Lieutenant Bill Magruder said, “The damned Lizards should have moved into Lydia by now.”
“They’d better have moved into Lydia by now,” Auerbach answered feelingly. “If they haven’t, a lot of us are going to end up dead.” He shook his head. “A lot of us are going to end up dead any which way. Riding horses against the Lizards isn’t your basic low-risk business.”
“Radio traces have been telling ’em right where we’re at ever since we set out from Lamar,” Magruder said with a tight grin. “They should know we’re gettin’ ready to hit Lydia with everything we’ve got.”

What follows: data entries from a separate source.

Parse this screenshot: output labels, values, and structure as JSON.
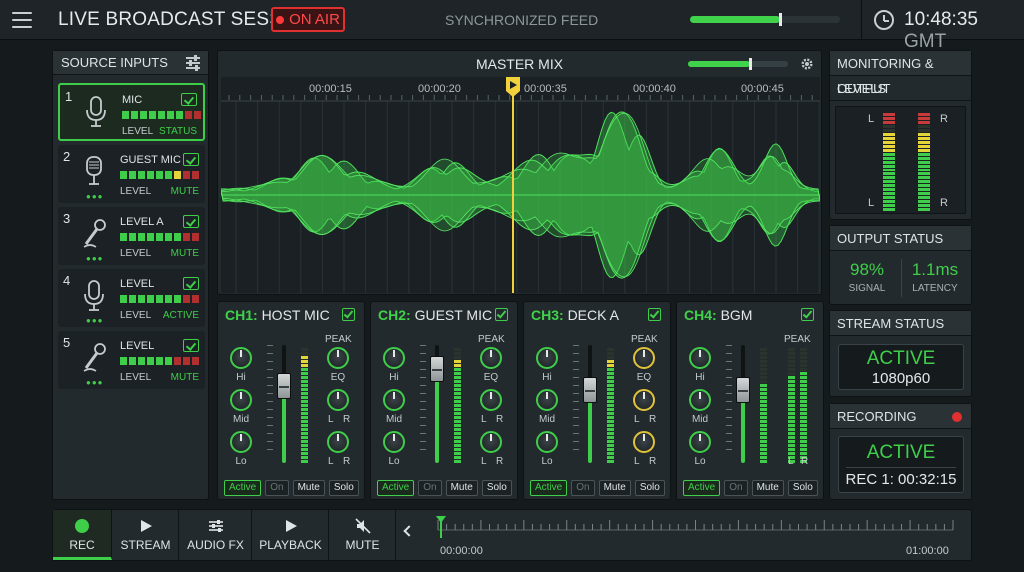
{
  "header": {
    "title": "LIVE BROADCAST SESSION",
    "on_air": "ON AIR",
    "sync_label": "SYNCHRONIZED FEED",
    "sync_level": 0.6,
    "time": "10:48:35",
    "tz": "GMT"
  },
  "sources": {
    "title": "SOURCE INPUTS",
    "items": [
      {
        "num": "1",
        "name": "MIC",
        "sub": "LEVEL",
        "status": "STATUS",
        "selected": true,
        "leds": [
          "g",
          "g",
          "g",
          "g",
          "g",
          "g",
          "g",
          "r",
          "r"
        ],
        "icon": "microphone-icon"
      },
      {
        "num": "2",
        "name": "GUEST MIC",
        "sub": "LEVEL",
        "status": "MUTE",
        "selected": false,
        "leds": [
          "g",
          "g",
          "g",
          "g",
          "g",
          "g",
          "y",
          "r",
          "r"
        ],
        "icon": "podcast-mic-icon"
      },
      {
        "num": "3",
        "name": "LEVEL A",
        "sub": "LEVEL",
        "status": "MUTE",
        "selected": false,
        "leds": [
          "g",
          "g",
          "g",
          "g",
          "g",
          "g",
          "g",
          "r",
          "r"
        ],
        "icon": "handheld-mic-icon"
      },
      {
        "num": "4",
        "name": "LEVEL",
        "sub": "LEVEL",
        "status": "ACTIVE",
        "selected": false,
        "leds": [
          "g",
          "g",
          "g",
          "g",
          "g",
          "g",
          "g",
          "r",
          "r"
        ],
        "icon": "microphone-icon"
      },
      {
        "num": "5",
        "name": "LEVEL",
        "sub": "LEVEL",
        "status": "MUTE",
        "selected": false,
        "leds": [
          "g",
          "g",
          "g",
          "g",
          "g",
          "g",
          "r",
          "r",
          "r"
        ],
        "icon": "handheld-mic-icon"
      }
    ]
  },
  "master": {
    "title": "MASTER MIX",
    "level": 0.62,
    "timestamps": [
      "00:00:15",
      "00:00:20",
      "00:00:35",
      "00:00:40",
      "00:00:45"
    ]
  },
  "channels": [
    {
      "id": "CH1:",
      "name": "HOST MIC",
      "peak": "PEAK",
      "knobs_left": [
        "Hi",
        "Mid",
        "Lo"
      ],
      "eq": "EQ",
      "lr": [
        "L",
        "R"
      ],
      "fader": 0.65,
      "meter_l": 0.95,
      "meter_r": 0.9,
      "buttons": [
        "Active",
        "On",
        "Mute",
        "Solo"
      ]
    },
    {
      "id": "CH2:",
      "name": "GUEST MIC",
      "peak": "PEAK",
      "knobs_left": [
        "Hi",
        "Mid",
        "Lo"
      ],
      "eq": "EQ",
      "lr": [
        "L",
        "R"
      ],
      "fader": 0.8,
      "meter_l": 0.92,
      "meter_r": 0.88,
      "buttons": [
        "Active",
        "On",
        "Mute",
        "Solo"
      ]
    },
    {
      "id": "CH3:",
      "name": "DECK A",
      "peak": "PEAK",
      "knobs_left": [
        "Hi",
        "Mid",
        "Lo"
      ],
      "eq": "EQ",
      "lr": [
        "L",
        "R"
      ],
      "fader": 0.62,
      "meter_l": 0.9,
      "meter_r": 0.93,
      "buttons": [
        "Active",
        "On",
        "Mute",
        "Solo"
      ]
    },
    {
      "id": "CH4:",
      "name": "BGM",
      "peak": "PEAK",
      "knobs_left": [
        "Hi",
        "Mid",
        "Lo"
      ],
      "eq": "EQ",
      "lr": [
        "L",
        "R"
      ],
      "fader": 0.62,
      "meter_l": 0.78,
      "meter_r": 0.82,
      "buttons": [
        "Active",
        "On",
        "Mute",
        "Solo"
      ]
    }
  ],
  "monitoring": {
    "title": "MONITORING & OUTPUT",
    "levels_title": "LEVELS",
    "l": "L",
    "r": "R",
    "level_l": 0.82,
    "level_r": 0.8
  },
  "output": {
    "title": "OUTPUT STATUS",
    "signal_val": "98%",
    "signal_lbl": "SIGNAL",
    "latency_val": "1.1ms",
    "latency_lbl": "LATENCY"
  },
  "stream": {
    "title": "STREAM STATUS",
    "state": "ACTIVE",
    "res": "1080p60"
  },
  "recording": {
    "title": "RECORDING",
    "state": "ACTIVE",
    "time": "REC 1: 00:32:15"
  },
  "toolbar": {
    "rec": "REC",
    "stream": "STREAM",
    "fx": "AUDIO FX",
    "playback": "PLAYBACK",
    "mute": "MUTE",
    "start": "00:00:00",
    "end": "01:00:00"
  },
  "colors": {
    "accent": "#3fce4a",
    "warn": "#e4d43a",
    "alert": "#e03030"
  }
}
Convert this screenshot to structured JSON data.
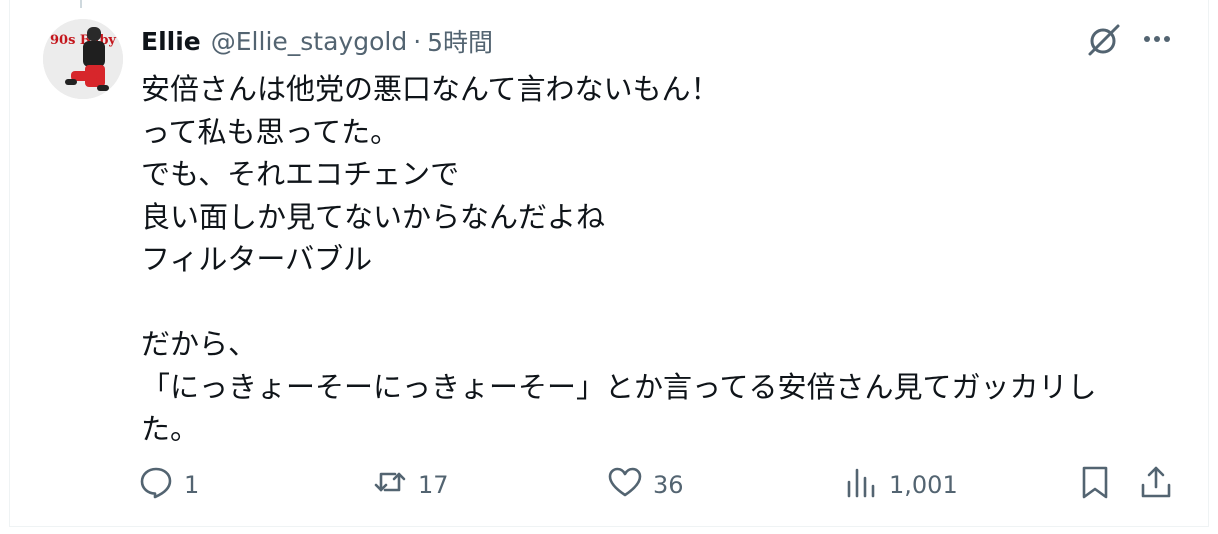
{
  "tweet": {
    "author_name": "Ellie",
    "author_handle": "@Ellie_staygold",
    "separator": "·",
    "time_ago": "5時間",
    "avatar_text": "90s Baby",
    "body_lines": [
      "安倍さんは他党の悪口なんて言わないもん！",
      "って私も思ってた。",
      "でも、それエコチェンで",
      "良い面しか見てないからなんだよね",
      "フィルターバブル",
      "",
      "だから、",
      "「にっきょーそーにっきょーそー」とか言ってる安倍さん見てガッカリし",
      "た。"
    ]
  },
  "actions": {
    "reply_count": "1",
    "repost_count": "17",
    "like_count": "36",
    "views_count": "1,001"
  },
  "colors": {
    "text_primary": "#0f1419",
    "text_secondary": "#536471",
    "border": "#eff3f4"
  },
  "icons": [
    "grok-icon",
    "more-icon",
    "reply-icon",
    "repost-icon",
    "like-icon",
    "views-icon",
    "bookmark-icon",
    "share-icon"
  ]
}
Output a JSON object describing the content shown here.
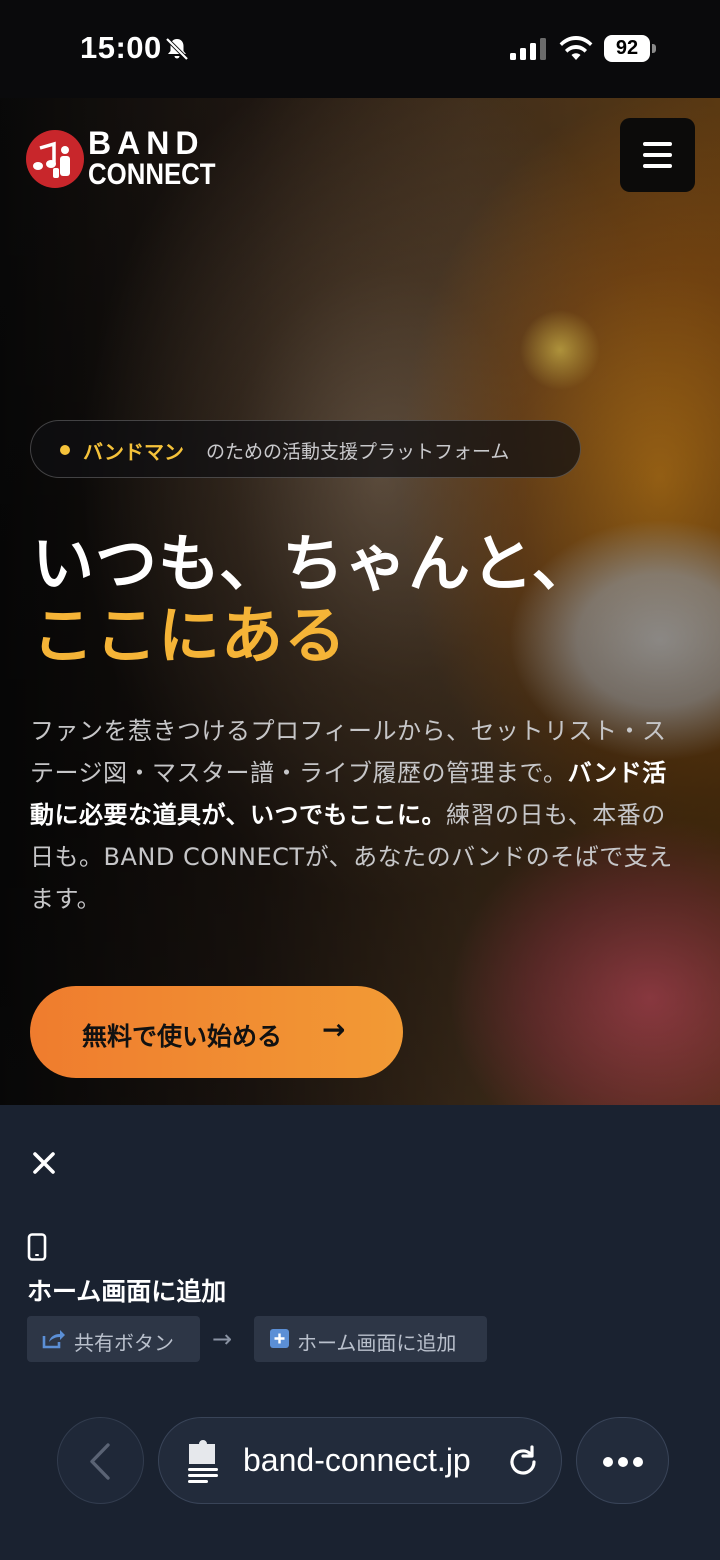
{
  "status_bar": {
    "time": "15:00",
    "battery": "92"
  },
  "hero": {
    "logo": {
      "line1": "BAND",
      "line2": "CONNECT"
    },
    "tagline": {
      "highlight": "バンドマン",
      "rest": "のための活動支援プラットフォーム"
    },
    "headline": {
      "line1": "いつも、ちゃんと、",
      "line2": "ここにある"
    },
    "lead": {
      "part1": "ファンを惹きつけるプロフィールから、セットリスト・ステージ図・マスター譜・ライブ履歴の管理まで。",
      "bold": "バンド活動に必要な道具が、いつでもここに。",
      "part2": "練習の日も、本番の日も。BAND CONNECTが、あなたのバンドのそばで支えます。"
    },
    "cta": {
      "label": "無料で使い始める",
      "arrow": "→"
    }
  },
  "add_to_home_sheet": {
    "title": "ホーム画面に追加",
    "step1": "共有ボタン",
    "step_arrow": "→",
    "step2": "ホーム画面に追加"
  },
  "browser": {
    "url": "band-connect.jp"
  },
  "colors": {
    "accent_yellow": "#f5b437",
    "cta_orange": "#ef7c2e",
    "logo_red": "#c8262b",
    "sheet_bg": "#1a2230"
  },
  "icons": [
    "bell-off-icon",
    "signal-icon",
    "wifi-icon",
    "battery-icon",
    "hamburger-menu-icon",
    "close-icon",
    "phone-icon",
    "share-icon",
    "plus-square-icon",
    "chevron-left-icon",
    "page-icon",
    "reload-icon",
    "more-icon"
  ]
}
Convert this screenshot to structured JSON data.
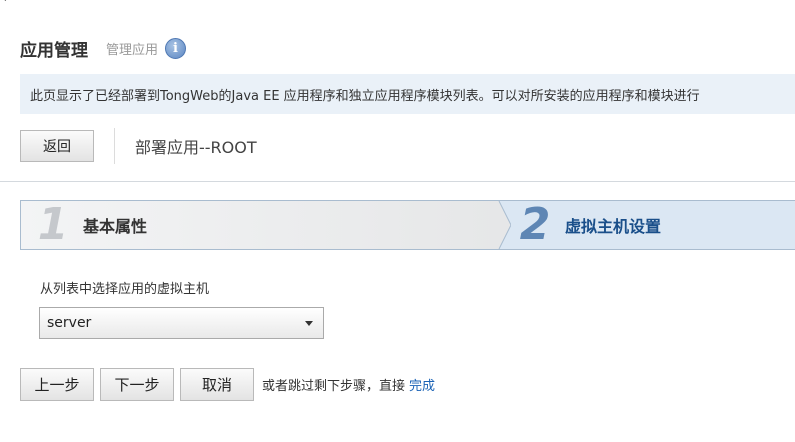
{
  "corner_mark": "`",
  "header": {
    "title": "应用管理",
    "subtitle": "管理应用",
    "info_icon_glyph": "i"
  },
  "description": "此页显示了已经部署到TongWeb的Java EE 应用程序和独立应用程序模块列表。可以对所安装的应用程序和模块进行",
  "toolbar": {
    "back_label": "返回",
    "deploy_title": "部署应用--ROOT"
  },
  "steps": [
    {
      "number": "1",
      "label": "基本属性",
      "active": false
    },
    {
      "number": "2",
      "label": "虚拟主机设置",
      "active": true
    }
  ],
  "virtual_host": {
    "label": "从列表中选择应用的虚拟主机",
    "selected": "server"
  },
  "actions": {
    "prev_label": "上一步",
    "next_label": "下一步",
    "cancel_label": "取消",
    "skip_text": "或者跳过剩下步骤，直接",
    "finish_label": "完成"
  },
  "colors": {
    "description_bg": "#eaf1f8",
    "active_step_bg": "#dbe7f3",
    "active_step_text": "#1a4f8a",
    "link": "#1a62b5"
  }
}
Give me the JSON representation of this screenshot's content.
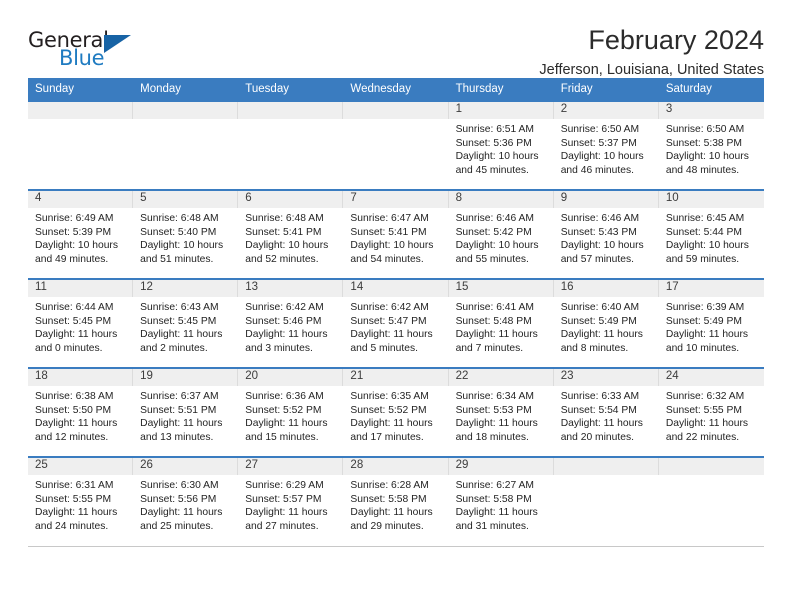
{
  "brand": {
    "name_top": "General",
    "name_bottom": "Blue",
    "triangle_icon": "blue-triangle-logo-mark",
    "accent_color": "#1763a5"
  },
  "header": {
    "title": "February 2024",
    "location": "Jefferson, Louisiana, United States"
  },
  "theme": {
    "header_blue": "#3a7cc0",
    "band_gray": "#efefef",
    "text_dark": "#242424"
  },
  "calendar": {
    "weekday_headers": [
      "Sunday",
      "Monday",
      "Tuesday",
      "Wednesday",
      "Thursday",
      "Friday",
      "Saturday"
    ],
    "weeks": [
      [
        {
          "day": "",
          "sunrise": "",
          "sunset": "",
          "daylight1": "",
          "daylight2": ""
        },
        {
          "day": "",
          "sunrise": "",
          "sunset": "",
          "daylight1": "",
          "daylight2": ""
        },
        {
          "day": "",
          "sunrise": "",
          "sunset": "",
          "daylight1": "",
          "daylight2": ""
        },
        {
          "day": "",
          "sunrise": "",
          "sunset": "",
          "daylight1": "",
          "daylight2": ""
        },
        {
          "day": "1",
          "sunrise": "Sunrise: 6:51 AM",
          "sunset": "Sunset: 5:36 PM",
          "daylight1": "Daylight: 10 hours",
          "daylight2": "and 45 minutes."
        },
        {
          "day": "2",
          "sunrise": "Sunrise: 6:50 AM",
          "sunset": "Sunset: 5:37 PM",
          "daylight1": "Daylight: 10 hours",
          "daylight2": "and 46 minutes."
        },
        {
          "day": "3",
          "sunrise": "Sunrise: 6:50 AM",
          "sunset": "Sunset: 5:38 PM",
          "daylight1": "Daylight: 10 hours",
          "daylight2": "and 48 minutes."
        }
      ],
      [
        {
          "day": "4",
          "sunrise": "Sunrise: 6:49 AM",
          "sunset": "Sunset: 5:39 PM",
          "daylight1": "Daylight: 10 hours",
          "daylight2": "and 49 minutes."
        },
        {
          "day": "5",
          "sunrise": "Sunrise: 6:48 AM",
          "sunset": "Sunset: 5:40 PM",
          "daylight1": "Daylight: 10 hours",
          "daylight2": "and 51 minutes."
        },
        {
          "day": "6",
          "sunrise": "Sunrise: 6:48 AM",
          "sunset": "Sunset: 5:41 PM",
          "daylight1": "Daylight: 10 hours",
          "daylight2": "and 52 minutes."
        },
        {
          "day": "7",
          "sunrise": "Sunrise: 6:47 AM",
          "sunset": "Sunset: 5:41 PM",
          "daylight1": "Daylight: 10 hours",
          "daylight2": "and 54 minutes."
        },
        {
          "day": "8",
          "sunrise": "Sunrise: 6:46 AM",
          "sunset": "Sunset: 5:42 PM",
          "daylight1": "Daylight: 10 hours",
          "daylight2": "and 55 minutes."
        },
        {
          "day": "9",
          "sunrise": "Sunrise: 6:46 AM",
          "sunset": "Sunset: 5:43 PM",
          "daylight1": "Daylight: 10 hours",
          "daylight2": "and 57 minutes."
        },
        {
          "day": "10",
          "sunrise": "Sunrise: 6:45 AM",
          "sunset": "Sunset: 5:44 PM",
          "daylight1": "Daylight: 10 hours",
          "daylight2": "and 59 minutes."
        }
      ],
      [
        {
          "day": "11",
          "sunrise": "Sunrise: 6:44 AM",
          "sunset": "Sunset: 5:45 PM",
          "daylight1": "Daylight: 11 hours",
          "daylight2": "and 0 minutes."
        },
        {
          "day": "12",
          "sunrise": "Sunrise: 6:43 AM",
          "sunset": "Sunset: 5:45 PM",
          "daylight1": "Daylight: 11 hours",
          "daylight2": "and 2 minutes."
        },
        {
          "day": "13",
          "sunrise": "Sunrise: 6:42 AM",
          "sunset": "Sunset: 5:46 PM",
          "daylight1": "Daylight: 11 hours",
          "daylight2": "and 3 minutes."
        },
        {
          "day": "14",
          "sunrise": "Sunrise: 6:42 AM",
          "sunset": "Sunset: 5:47 PM",
          "daylight1": "Daylight: 11 hours",
          "daylight2": "and 5 minutes."
        },
        {
          "day": "15",
          "sunrise": "Sunrise: 6:41 AM",
          "sunset": "Sunset: 5:48 PM",
          "daylight1": "Daylight: 11 hours",
          "daylight2": "and 7 minutes."
        },
        {
          "day": "16",
          "sunrise": "Sunrise: 6:40 AM",
          "sunset": "Sunset: 5:49 PM",
          "daylight1": "Daylight: 11 hours",
          "daylight2": "and 8 minutes."
        },
        {
          "day": "17",
          "sunrise": "Sunrise: 6:39 AM",
          "sunset": "Sunset: 5:49 PM",
          "daylight1": "Daylight: 11 hours",
          "daylight2": "and 10 minutes."
        }
      ],
      [
        {
          "day": "18",
          "sunrise": "Sunrise: 6:38 AM",
          "sunset": "Sunset: 5:50 PM",
          "daylight1": "Daylight: 11 hours",
          "daylight2": "and 12 minutes."
        },
        {
          "day": "19",
          "sunrise": "Sunrise: 6:37 AM",
          "sunset": "Sunset: 5:51 PM",
          "daylight1": "Daylight: 11 hours",
          "daylight2": "and 13 minutes."
        },
        {
          "day": "20",
          "sunrise": "Sunrise: 6:36 AM",
          "sunset": "Sunset: 5:52 PM",
          "daylight1": "Daylight: 11 hours",
          "daylight2": "and 15 minutes."
        },
        {
          "day": "21",
          "sunrise": "Sunrise: 6:35 AM",
          "sunset": "Sunset: 5:52 PM",
          "daylight1": "Daylight: 11 hours",
          "daylight2": "and 17 minutes."
        },
        {
          "day": "22",
          "sunrise": "Sunrise: 6:34 AM",
          "sunset": "Sunset: 5:53 PM",
          "daylight1": "Daylight: 11 hours",
          "daylight2": "and 18 minutes."
        },
        {
          "day": "23",
          "sunrise": "Sunrise: 6:33 AM",
          "sunset": "Sunset: 5:54 PM",
          "daylight1": "Daylight: 11 hours",
          "daylight2": "and 20 minutes."
        },
        {
          "day": "24",
          "sunrise": "Sunrise: 6:32 AM",
          "sunset": "Sunset: 5:55 PM",
          "daylight1": "Daylight: 11 hours",
          "daylight2": "and 22 minutes."
        }
      ],
      [
        {
          "day": "25",
          "sunrise": "Sunrise: 6:31 AM",
          "sunset": "Sunset: 5:55 PM",
          "daylight1": "Daylight: 11 hours",
          "daylight2": "and 24 minutes."
        },
        {
          "day": "26",
          "sunrise": "Sunrise: 6:30 AM",
          "sunset": "Sunset: 5:56 PM",
          "daylight1": "Daylight: 11 hours",
          "daylight2": "and 25 minutes."
        },
        {
          "day": "27",
          "sunrise": "Sunrise: 6:29 AM",
          "sunset": "Sunset: 5:57 PM",
          "daylight1": "Daylight: 11 hours",
          "daylight2": "and 27 minutes."
        },
        {
          "day": "28",
          "sunrise": "Sunrise: 6:28 AM",
          "sunset": "Sunset: 5:58 PM",
          "daylight1": "Daylight: 11 hours",
          "daylight2": "and 29 minutes."
        },
        {
          "day": "29",
          "sunrise": "Sunrise: 6:27 AM",
          "sunset": "Sunset: 5:58 PM",
          "daylight1": "Daylight: 11 hours",
          "daylight2": "and 31 minutes."
        },
        {
          "day": "",
          "sunrise": "",
          "sunset": "",
          "daylight1": "",
          "daylight2": ""
        },
        {
          "day": "",
          "sunrise": "",
          "sunset": "",
          "daylight1": "",
          "daylight2": ""
        }
      ]
    ]
  }
}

“They should, yeah.” Auerbach’s smile was tight, too. The Lizards loved their gadgets, and believed in what those gadgets told them. If they intercepted radio signals that said two companies were heading toward Lydia to try to take it away from them, they’d take that seriously-and be waiting to greet the Americans when they arrived.
But it wasn’t two companies heading toward Lydia: it was just Auerbach’s radioman and half a dozen buddies, plus a lot of horses lashed together and carrying cloth dummies in the saddle. They never would have fooled anybody from the ground, but from the air they looked pretty good. The Lizards used aerial recon the same way they used radio intercepts. If you fed ’em what they already thought they were seeing or hearing, you could fool ’em. They went to Lydia-and you went to Lakin.
Thinking about carrier pigeons and nineteenth- versus twentieth-century warfare had given Auerbach the idea. He’d sold it to Colonel Nordenskold. Now it was his to execute… and if he’d guessed wrong about how the Lizards’ minds worked, they’d do some serious executing of their own.
He held up a leather-gauntleted hand to halt his command when they came to a tall stand of cottonwoods along the banks of the Arkansas River. “We’ll hold horses here,” he ordered. “We’re a little farther out than usual, I know, but we’ve got more horses along, too, since this is a two-company raid. We won’t find better cover for concealing them any closer to town. Mortar crews, machine gunners, and you boys with the bazooka, you’ll bring your animals forward. If we’re lucky, you can use ’em to haul the weapons out when we pull back.”